Thursday, January 14, 2021

Progression of arthritic glenoid bone loss as shown by the axillary "truth" view.

Natural history of glenoid bone loss in primary glenohumeral osteoarthritis: how does bone loss progress over a decade?

These authors sought to determine how glenohumeral subluxation and glenoid bone loss changed over time in 48 shoulders that underwent arthroplasty and had been evaluated with standardized high-quality axillary radiographs 



at 1 or more time points over the 5-15 years before arthroplasty. The mean interval time between the oldest and most recent radiographs was 8.9 years (range 5-15 years). 

Below is an example of how glenoid morphology progressed over roughly an 8-year period of time from an A1 glenoid to a B3 glenoid. Note the standardization of the axillary "truth" views that enabled comparisons of the glenohumeral pathoanatomy over time. The patient was a 43-year-old male (body mass index 26.6) at initial presentation for symptomatic right shoulder osteoarthritis and went onto an anatomic total shoulder arthroplasty. From presentation to year 5, the glenoid morphology remained A1 with 3 intervening radiographs documented. At year 6, the patient was noted to have a B1 glenoid (top right), a B2 glenoid at year 7 (bottom left), and a B3 glenoid at year 8 before proceeding with surgery (bottom right).

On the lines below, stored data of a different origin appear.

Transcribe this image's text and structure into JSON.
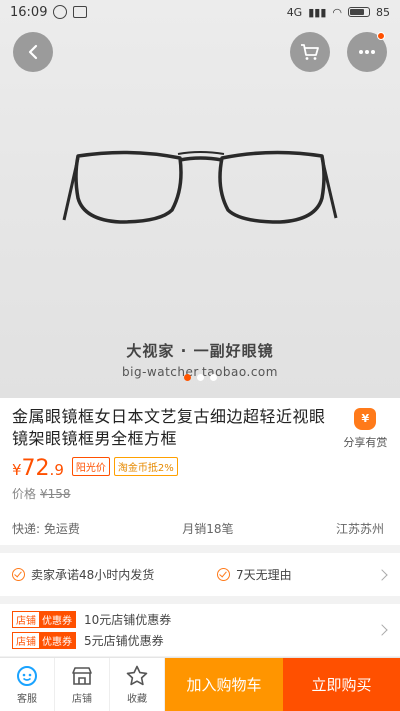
{
  "status_bar": {
    "time": "16:09",
    "network": "4G",
    "battery": "85"
  },
  "hero": {
    "brand_text": "大视家 · 一副好眼镜",
    "url_text": "big-watcher.taobao.com",
    "image_index": 1,
    "image_count": 3
  },
  "product": {
    "title": "金属眼镜框女日本文艺复古细边超轻近视眼镜架眼镜框男全框方框",
    "share_label": "分享有赏",
    "share_icon": "¥",
    "price_currency": "¥",
    "price_int": "72",
    "price_dec": ".9",
    "tag_discount": "阳光价",
    "tag_coin": "淘金币抵2%",
    "orig_label": "价格",
    "orig_price": "¥158",
    "shipping": "快递: 免运费",
    "monthly_sales": "月销18笔",
    "location": "江苏苏州"
  },
  "promises": {
    "item1": "卖家承诺48小时内发货",
    "item2": "7天无理由"
  },
  "coupons": [
    {
      "tag_a": "店铺",
      "tag_b": "优惠券",
      "text": "10元店铺优惠券"
    },
    {
      "tag_a": "店铺",
      "tag_b": "优惠券",
      "text": "5元店铺优惠券"
    }
  ],
  "bottom_bar": {
    "service": "客服",
    "store": "店铺",
    "favorite": "收藏",
    "add_cart": "加入购物车",
    "buy_now": "立即购买"
  },
  "colors": {
    "accent": "#ff5000",
    "cart": "#ff9500"
  }
}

On each axillary view, the glenoid type



and the degree of posterior humeral decentering on the face of the glenoid


were documented.


Glenoid morphology on the earliest radiograph was classified as A1 in 22, A2 in 13, B1 in 1, B2 in 9, B3 in 1, and D in 2 shoulders. 


Walch A patterns identified on early radiographs most commonly maintained an A pattern over time, but 20% developed eccentric wear with 5 of 35 becoming B type and 2 of 35 becoming a D type before arthroplasty. 








All B-type glenoids remained B type. 




Classic progression of bone loss along the same concentric or eccentric ‘‘track’’ occurred 41% of the time, with , the only B1 glenoid becoming a B2 glenoid, and 56% (5/9) of B2 glenoids becoming B3 glenoids before arthroplasty. 


Only 15% (2/13) of A2 glenoids developed eccentric wear compared with 32% (7/22) of A1 glenoids.


Comment: This study demonstrates that glenohumeral pathoanatomy can be well characterized using the axillary "truth" view without the additional expense and radiation dosage of a CT scan.


This study also demonstrates that the description of glenoid pathoanatomy cannot be constrained to discrete static types, but rather the amount of bone loss, change in version, and humeral decentering each exist on a continuum from "none" to "a lot" with progressive transitions from one type to another.


Finally, in considering the case example provided, it seems that a standard approach to anatomic arthroplasty would have served the patient in each of the 4 different stages of his disease.